There has been further progress in efforts to decriminalise libel in Liberia with the Senate voting unanimously on February 7, 2019 to approve amendments to the repressive sections of Liberia’s penal code.
It will be recalled that on May 31, 2018, President Weah, in a letter introducing the bill to the Legislature, said the Penal Code contravened Chapter 11, Article 15 of the Liberian Constitution, which guarantees freedom of speech and expression.
Additionally, he said that Liberia is a signatory to the Table Mountain Declaration, which demands that African countries eliminate prison terms and detentions for press offenses.
The bill therefore sought to repeal Section 11.11, regarding Criminal Libel against the President; Section 11.12 on Sedition and Section 11.14 on Criminal Malevolence.

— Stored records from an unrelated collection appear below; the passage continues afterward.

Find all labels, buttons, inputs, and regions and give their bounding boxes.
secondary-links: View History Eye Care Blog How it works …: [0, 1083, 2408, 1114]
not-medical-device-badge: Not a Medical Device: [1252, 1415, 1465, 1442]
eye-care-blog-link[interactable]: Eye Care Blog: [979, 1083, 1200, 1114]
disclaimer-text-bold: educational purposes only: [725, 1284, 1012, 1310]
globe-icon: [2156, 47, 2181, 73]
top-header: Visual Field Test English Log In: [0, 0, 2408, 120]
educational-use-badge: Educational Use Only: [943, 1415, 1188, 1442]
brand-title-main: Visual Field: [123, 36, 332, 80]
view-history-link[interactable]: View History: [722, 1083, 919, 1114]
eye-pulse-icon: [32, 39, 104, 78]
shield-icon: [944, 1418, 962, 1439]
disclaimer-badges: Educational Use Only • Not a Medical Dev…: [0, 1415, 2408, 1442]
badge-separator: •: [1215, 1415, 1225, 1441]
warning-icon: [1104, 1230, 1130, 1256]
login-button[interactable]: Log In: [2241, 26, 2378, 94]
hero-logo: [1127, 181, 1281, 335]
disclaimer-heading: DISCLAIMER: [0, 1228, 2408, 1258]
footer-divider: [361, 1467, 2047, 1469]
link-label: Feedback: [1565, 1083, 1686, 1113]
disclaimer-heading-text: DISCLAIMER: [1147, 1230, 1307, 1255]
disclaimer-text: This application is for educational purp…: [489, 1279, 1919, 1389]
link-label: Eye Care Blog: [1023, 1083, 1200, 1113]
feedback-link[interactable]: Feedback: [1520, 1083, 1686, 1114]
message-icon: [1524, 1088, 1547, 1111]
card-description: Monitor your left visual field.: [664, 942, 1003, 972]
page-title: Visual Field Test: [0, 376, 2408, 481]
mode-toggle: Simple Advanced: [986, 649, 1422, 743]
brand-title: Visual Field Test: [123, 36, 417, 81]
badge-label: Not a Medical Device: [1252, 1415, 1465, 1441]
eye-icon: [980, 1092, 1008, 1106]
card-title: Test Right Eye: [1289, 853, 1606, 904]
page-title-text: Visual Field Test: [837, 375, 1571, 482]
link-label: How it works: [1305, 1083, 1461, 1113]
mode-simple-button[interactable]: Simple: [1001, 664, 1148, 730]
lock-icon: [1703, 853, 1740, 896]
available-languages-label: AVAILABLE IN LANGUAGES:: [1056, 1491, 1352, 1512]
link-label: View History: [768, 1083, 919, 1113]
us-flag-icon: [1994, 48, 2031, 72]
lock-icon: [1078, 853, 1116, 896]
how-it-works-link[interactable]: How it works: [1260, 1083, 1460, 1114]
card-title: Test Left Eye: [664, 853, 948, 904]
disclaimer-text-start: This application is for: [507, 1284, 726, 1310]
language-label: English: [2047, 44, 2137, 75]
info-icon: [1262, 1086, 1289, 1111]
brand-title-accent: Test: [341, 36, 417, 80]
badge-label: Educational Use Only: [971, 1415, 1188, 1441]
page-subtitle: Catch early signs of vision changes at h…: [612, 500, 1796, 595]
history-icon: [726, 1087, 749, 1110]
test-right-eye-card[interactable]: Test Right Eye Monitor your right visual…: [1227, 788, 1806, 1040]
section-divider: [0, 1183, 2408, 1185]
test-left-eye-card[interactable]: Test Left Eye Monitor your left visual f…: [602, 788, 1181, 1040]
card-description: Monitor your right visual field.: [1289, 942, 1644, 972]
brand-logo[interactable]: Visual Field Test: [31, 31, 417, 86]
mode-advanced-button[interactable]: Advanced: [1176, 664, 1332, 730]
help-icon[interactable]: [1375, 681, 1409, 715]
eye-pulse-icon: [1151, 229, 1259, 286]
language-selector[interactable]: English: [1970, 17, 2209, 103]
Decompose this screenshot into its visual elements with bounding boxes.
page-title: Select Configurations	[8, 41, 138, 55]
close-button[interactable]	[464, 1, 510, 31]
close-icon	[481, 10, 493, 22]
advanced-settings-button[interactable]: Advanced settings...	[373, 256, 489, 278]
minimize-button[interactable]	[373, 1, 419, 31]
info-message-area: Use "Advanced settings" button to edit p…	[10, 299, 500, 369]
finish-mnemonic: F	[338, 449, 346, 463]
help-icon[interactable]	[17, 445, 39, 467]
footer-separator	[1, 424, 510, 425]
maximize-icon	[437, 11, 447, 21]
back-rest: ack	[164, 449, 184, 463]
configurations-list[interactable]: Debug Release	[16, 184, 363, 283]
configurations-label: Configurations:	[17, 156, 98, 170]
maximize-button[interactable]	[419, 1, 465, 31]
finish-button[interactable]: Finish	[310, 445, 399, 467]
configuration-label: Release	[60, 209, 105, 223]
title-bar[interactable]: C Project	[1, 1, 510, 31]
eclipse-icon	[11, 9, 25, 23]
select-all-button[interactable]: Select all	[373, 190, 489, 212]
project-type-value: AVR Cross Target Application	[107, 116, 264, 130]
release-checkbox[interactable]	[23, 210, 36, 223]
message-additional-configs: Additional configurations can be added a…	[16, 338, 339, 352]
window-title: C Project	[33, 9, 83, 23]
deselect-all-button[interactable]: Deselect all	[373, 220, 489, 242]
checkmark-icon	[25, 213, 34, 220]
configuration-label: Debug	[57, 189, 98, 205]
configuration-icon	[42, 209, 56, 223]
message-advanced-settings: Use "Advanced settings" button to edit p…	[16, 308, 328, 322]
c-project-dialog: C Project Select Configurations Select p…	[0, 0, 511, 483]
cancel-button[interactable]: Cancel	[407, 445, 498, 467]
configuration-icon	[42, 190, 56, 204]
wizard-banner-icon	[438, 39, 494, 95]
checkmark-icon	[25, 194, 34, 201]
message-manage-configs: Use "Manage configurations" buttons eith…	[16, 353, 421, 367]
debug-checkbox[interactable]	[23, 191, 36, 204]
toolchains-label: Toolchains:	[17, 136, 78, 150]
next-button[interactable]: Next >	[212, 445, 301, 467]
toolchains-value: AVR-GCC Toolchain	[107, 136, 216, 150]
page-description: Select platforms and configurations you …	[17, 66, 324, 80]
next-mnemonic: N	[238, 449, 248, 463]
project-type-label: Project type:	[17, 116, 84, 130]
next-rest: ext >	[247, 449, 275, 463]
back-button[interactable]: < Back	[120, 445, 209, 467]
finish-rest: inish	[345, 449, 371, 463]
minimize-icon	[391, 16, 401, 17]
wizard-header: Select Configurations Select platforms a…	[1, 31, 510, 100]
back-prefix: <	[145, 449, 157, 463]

On July 3, 2018, the House of Representatives (Lower Chamber) approved the amendments. The Senate’s approval therefore means that the amendments now requires only presidential assent to come into effect.
The new legislation is named ‘the Kamara Abdullah Kamara Act of Press Freedom’ in honour of one of the country’s tireless press freedom advocates and former President of the Press Union of Liberia who died on April 17, 2018.
The MFWA welcomes this development as a positive move towards improving Liberia’s press freedom and freedom of expression environment. We commend Liberia’s Parliament for supporting the President’s effort to make Liberia’s laws more media-friendly.